そこには、メイド服のような服装をしており、紫色の髪をした高い身長の女性が立っていた。
「あら、昨日ぶりですわね。そちらの方々は初めまして」
こちらの存在に気付いた女性が、スカートの裾を掴みながら小さく頭を下げた。
「私はセリナと申します。以後お見知り置きを」
(紫色の髪……って、まさか……!?)
先日助けたサキュバスの証言を思い出す。シアンの反応を見るに、この人物こそがサキュバス達を操り、洞窟に潜んでいたというヴァンパイアだろう。
「シアンさん及び、サキュバスの方々を頂戴に上がりました」
「……、帰って」
「ふふっ、手痛い歓迎ですね」
セリナが不敵に笑うと、突然空気が重くなった気がした。
「お前」
「え?わ、私!?」
「しゅーと守れ。
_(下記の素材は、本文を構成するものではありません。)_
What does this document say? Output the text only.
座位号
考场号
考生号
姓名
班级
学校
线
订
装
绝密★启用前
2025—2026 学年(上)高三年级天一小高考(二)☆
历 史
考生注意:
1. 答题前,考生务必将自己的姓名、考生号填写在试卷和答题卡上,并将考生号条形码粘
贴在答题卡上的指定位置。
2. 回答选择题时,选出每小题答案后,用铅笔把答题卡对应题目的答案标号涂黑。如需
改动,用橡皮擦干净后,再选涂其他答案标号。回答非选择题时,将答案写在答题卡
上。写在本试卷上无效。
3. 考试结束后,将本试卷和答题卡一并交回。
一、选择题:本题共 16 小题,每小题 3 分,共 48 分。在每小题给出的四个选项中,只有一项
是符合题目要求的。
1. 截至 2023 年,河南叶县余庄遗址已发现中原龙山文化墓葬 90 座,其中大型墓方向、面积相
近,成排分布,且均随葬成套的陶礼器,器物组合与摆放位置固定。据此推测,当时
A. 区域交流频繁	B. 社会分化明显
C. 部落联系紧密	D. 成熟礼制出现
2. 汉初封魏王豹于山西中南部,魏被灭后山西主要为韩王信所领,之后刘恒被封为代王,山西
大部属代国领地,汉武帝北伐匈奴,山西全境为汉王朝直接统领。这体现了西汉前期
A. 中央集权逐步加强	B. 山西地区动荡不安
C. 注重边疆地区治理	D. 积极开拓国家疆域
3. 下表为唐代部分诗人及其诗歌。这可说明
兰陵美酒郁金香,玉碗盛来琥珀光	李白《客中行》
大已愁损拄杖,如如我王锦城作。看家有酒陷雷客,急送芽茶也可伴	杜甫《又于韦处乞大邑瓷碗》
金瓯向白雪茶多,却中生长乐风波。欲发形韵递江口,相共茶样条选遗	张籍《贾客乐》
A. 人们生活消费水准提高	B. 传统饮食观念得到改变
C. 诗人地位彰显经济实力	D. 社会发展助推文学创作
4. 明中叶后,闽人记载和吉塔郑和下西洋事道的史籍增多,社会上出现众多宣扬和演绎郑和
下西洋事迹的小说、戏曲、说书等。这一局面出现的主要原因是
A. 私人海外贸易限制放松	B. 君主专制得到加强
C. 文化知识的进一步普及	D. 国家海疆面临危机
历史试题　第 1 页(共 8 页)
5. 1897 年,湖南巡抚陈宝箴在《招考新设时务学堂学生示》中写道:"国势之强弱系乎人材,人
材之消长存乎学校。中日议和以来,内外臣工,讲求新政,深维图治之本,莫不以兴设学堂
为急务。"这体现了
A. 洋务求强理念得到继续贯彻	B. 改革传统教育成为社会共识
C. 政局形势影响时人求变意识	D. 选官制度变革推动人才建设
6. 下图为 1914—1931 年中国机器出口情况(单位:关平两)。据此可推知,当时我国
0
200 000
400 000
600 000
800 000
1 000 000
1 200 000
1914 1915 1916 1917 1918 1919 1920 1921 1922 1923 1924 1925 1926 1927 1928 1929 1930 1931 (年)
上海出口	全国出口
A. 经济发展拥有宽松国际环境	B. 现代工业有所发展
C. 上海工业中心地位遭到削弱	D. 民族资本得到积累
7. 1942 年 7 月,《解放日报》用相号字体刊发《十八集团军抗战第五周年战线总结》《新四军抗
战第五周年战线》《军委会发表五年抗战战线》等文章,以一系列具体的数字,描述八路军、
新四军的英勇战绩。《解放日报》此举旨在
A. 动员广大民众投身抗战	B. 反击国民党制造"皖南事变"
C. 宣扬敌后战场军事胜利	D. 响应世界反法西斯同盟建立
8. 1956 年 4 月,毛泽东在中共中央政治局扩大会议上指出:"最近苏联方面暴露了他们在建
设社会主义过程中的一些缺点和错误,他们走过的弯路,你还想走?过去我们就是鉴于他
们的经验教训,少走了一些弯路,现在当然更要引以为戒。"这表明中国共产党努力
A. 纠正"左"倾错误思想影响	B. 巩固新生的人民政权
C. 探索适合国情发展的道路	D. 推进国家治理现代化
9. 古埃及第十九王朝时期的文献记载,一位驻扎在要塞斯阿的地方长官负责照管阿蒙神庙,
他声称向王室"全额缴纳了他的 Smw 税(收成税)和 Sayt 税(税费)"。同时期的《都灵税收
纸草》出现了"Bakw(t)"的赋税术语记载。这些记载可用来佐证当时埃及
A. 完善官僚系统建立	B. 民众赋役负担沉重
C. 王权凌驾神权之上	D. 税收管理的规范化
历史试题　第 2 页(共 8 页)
アイツは、シアンが相手する」
「ま、守れって……わ、わたし、弱いけど……」
「守れなかったら殺す」
「全力で守ります!」
この時、秋斗はどこか不安な気持ちがあった。
シアンの強さはなんとなく知っているつもりだが、ヴァンパイアがかなりの強さを有していることも聞かされている。
そんな相手に一人で立ち向かおうというのだから、心配くらいする。
そんな秋斗の様子を見たからか、シアンは一言だけ言葉を残した。
「……大丈夫。シアンは、信じてる」
「え?信じるって……」
「お話は終わりましたか?」
その問いかけが終わる前に、セリナが近づいてきた。
シアンは既に臨戦体制を取り、セリナの方を向いていた。
「では、そろそろ参ります。お覚悟を」
初めてのヴァンパイアとの交戦が、今始まろうとしていた。